- In the Atlantic – are Jupyter notebooks going to replace pdfs for scientific papers? Konrad Hinsen discusses, noting that it seems the future isn’t here yet.
- On VoxDev, Daniel Bennett discusses how traditional medicine beliefs can hamper hygiene campaigns, and the results of an experiment which used microscopes to actually show people the microbes in standing water and buffalo dung – this led to improvements in hygiene and child health, but only for those without strong beliefs in traditional medicine in Pakistan.
- From Ifpri, a nice couple of summary notes by Berber Kramer and co-authors on testing picture-based crop insurance – where farmers take regular pictures of their crops throughout the growing cycle, and then these are used to assess damage: there is one note on willingness to pay, adverse selection and moral hazard, and one on the practical feasibility of the approach.
- A sociology of J-PAL (in French) – I didn’t feel like I learned anything much new from it (J-PAL was started by elite researchers, attracts other elite researchers, has received a lot of funding, and has pushed randomized experiments is about the whole story here), but the author did manage to get an RA to give the following quote: “« En fait, c’est pas vraiment des congrès, c’est vraiment “on va vous apprendre ce que c’est qu’une vraie évaluation”. Ils le disent pas vraiment, mais y a un vrai côté militant derrière, y a un vrai côté “on va vous convaincre de faire des expérimentations aléatoires”. […] Pour le coup c’est vraiment : “faites des expérimentations dans vos bureaux, à la Banque mondiale, à ce que vous voulez”. Il y a un côté “témoins de Jéhovah”, on va aller répandre la bonne parole. Et en interne, y a pas vraiment de discussion... » (Nadine, assistante de recherche au J-PAL).”

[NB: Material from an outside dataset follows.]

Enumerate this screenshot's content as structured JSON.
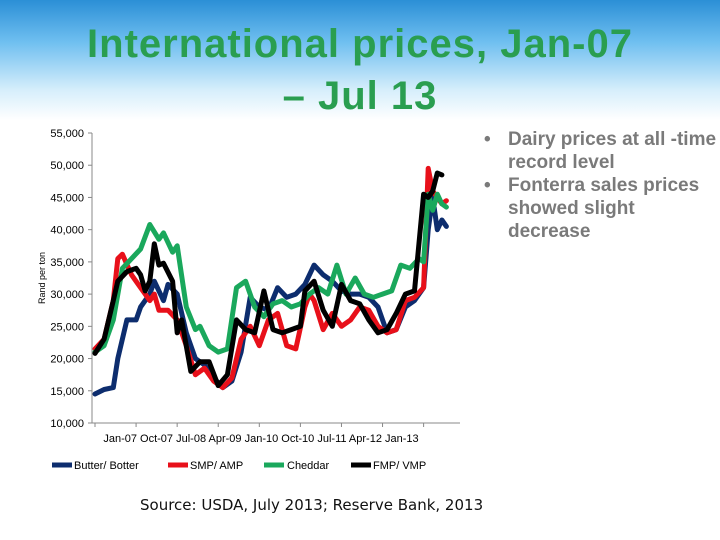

- Econlog summarizes Lant Pritchett’s six bitter pills – politically incorrect research findings that you wished more people cared about e.g. “the variance of economic growth rates is much lower among democracies than non-democracies and hence (descriptively) nearly all episodes of rapid, sustained, (and hence poverty reducing) economic growth were initiated by non-democratic regimes (e.g. Indonesia, China, Korea, Taiwan, Vietnam).” And “my view in development today there is too much attention to inequality within poor countries and not enough to the very low levels such that things are pretty bad even for the, say, 80th percentile.”
- Cyrus Samii provides R and Stata code for inverse covariance weighting
- The Economist on how little economists understand about the causes of growth and the importance of going beyond accounting decompositions: “An economist might explain China’s rapid growth in the 1980s by saying that it began to deploy more capital per worker and to adopt foreign technologies. Yet it was very clearly the result of a political decision to loosen state control over economic activity. It would similarly be accurate to say that China’s future growth will depend on how well it develops and deploys new technologies. But that depends on decisions about economic governance taken by its leaders, which will in turn be influenced by social and geopolitical forces that economists scarcely understand and generally ignore. “
- Jessica Creighton and Wayan Suriastini compare two approaches to identifying women in Indonesia who had given birth in the past year – and find a cheaper key informant method had greater coverage than a door-to-door listing exercise.